Clostridium difficile (CDC, 2015)
          Your physician tells you that your case is a more serious infection, but is treatable and that one relatively new method has been giving patients promising results. The treatment suggested is called a fecal microbial transplant (FMT). The doctor explains that this treatment will see you take “poop in a pill”, which contains the gut bacteria of a healthy person. At the word “fecal”, you immediately become uneasy about this treatment plan. Do they really expect you to put another person’s poop in your body? Why are you being given bacteria, when they’re the cause of this problem in the first place?

          FMT is a treatment method that has been around since the fourth century, but the first modern example was in 1958, when four people were given transplant by enema for Pseudomonas colitis, another gut infection. What ultimately occurs is that a patient receives an entire community of bacteria from the gut or waste of a healthy person. These newly introduced bacteria grow and multiply, which restores the health and function of your intestines. With your digestive tract back in full swing, your body is able to fight the harmful C. difficile and stop the infection. While historically given rectally or by a tube from your nose into your stomach, new methods of FMT include taking capsules of stool. While it may seem unorthodox, this method is less invasive and clinical trials at the University of Alberta showed a 90% success rate for reducing symptoms of C. diff. Similar results were observed in a study at Boston Children's Hospital, prompting further research of FMT in peanut allergies.

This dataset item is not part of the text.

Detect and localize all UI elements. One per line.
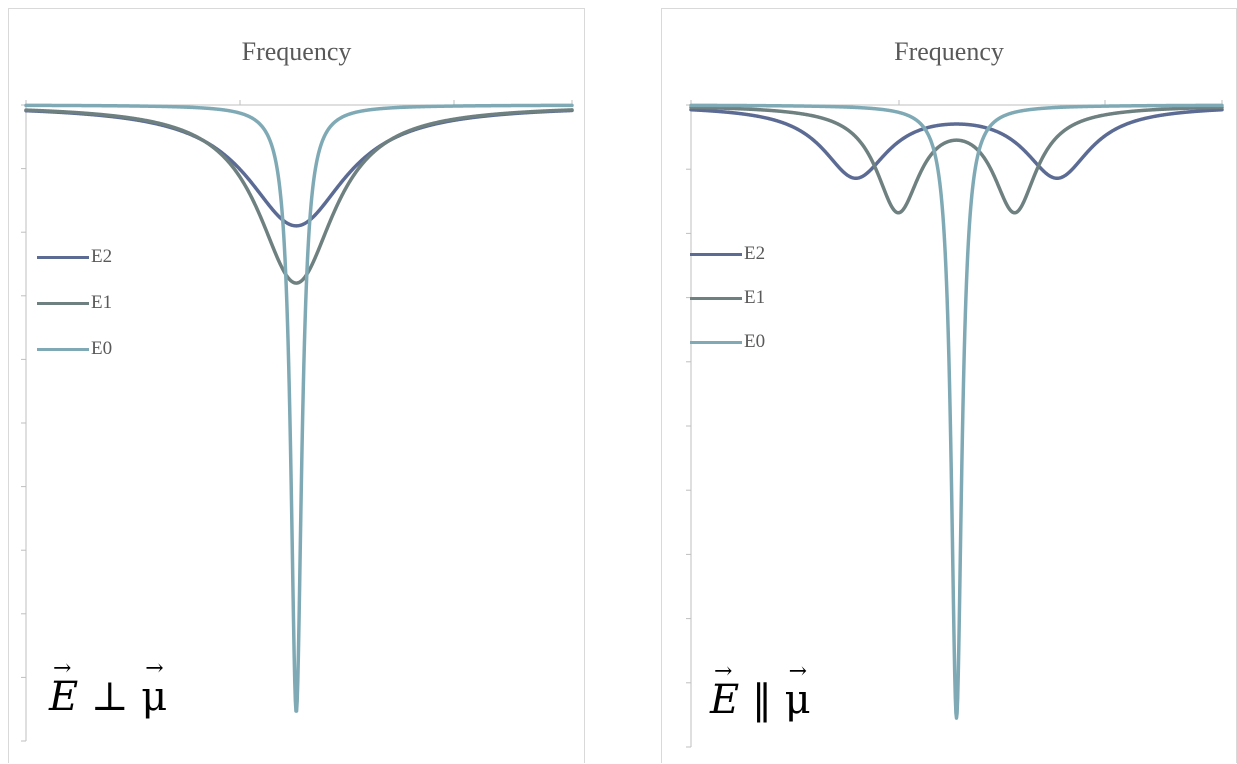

Frozen FMT capsules (EndoMune, 2014)


          Returning to the idea of “healthy bacteria”, there is a common misconception in our society that all bacteria are bad and cause disease. At this very moment, you have an almost equal amount of bacterial cells in and on your body as you have human cells. Current estimates are that for every 1 human cell, you have 1.3 bacterial cells. For a 20-30 year old man of 5'7" and 154 pounds, there are roughly 30 trillion human cells, with 39 trillion bacterial cells living among them. This may seem pretty unsettling, but many of these bacteria actually make our lives easier. There are countless bacteria on the surface of your skin that act as a protective barrier from disease by killing other harmful and infectious germs. In your digestive tract, bacteria assist in breaking down food. E. coli, which is also in your intestines, is known to produce vitamin K, which helps strengthen our bones and form scabs over broken skin. Probiotics, a category of nutritional supplement, are actually a pill form of healthy bacteria that help your digestive system and other areas. There are plenty of bacteria out there that are harmful to humans if they are given the chance to infect us, but many others help us to stay healthy.

          After having some time to think it over (and another bathroom trip), you decide to go ahead and receive the transplant. You are given 40 capsules to take over the next hour and are sent home, with instructions to come back if symptoms are not reduced in the next couple of weeks. Four months later, you find yourself healthy as ever and your stomach is back in check. You think back to how squeamish you were when you were first asked if you would consider an FMT. Had you turned it down, who knows how intensely C. diff would have infected you. As foreign an idea as it was to you, FMT was the treatment that restored you to good health.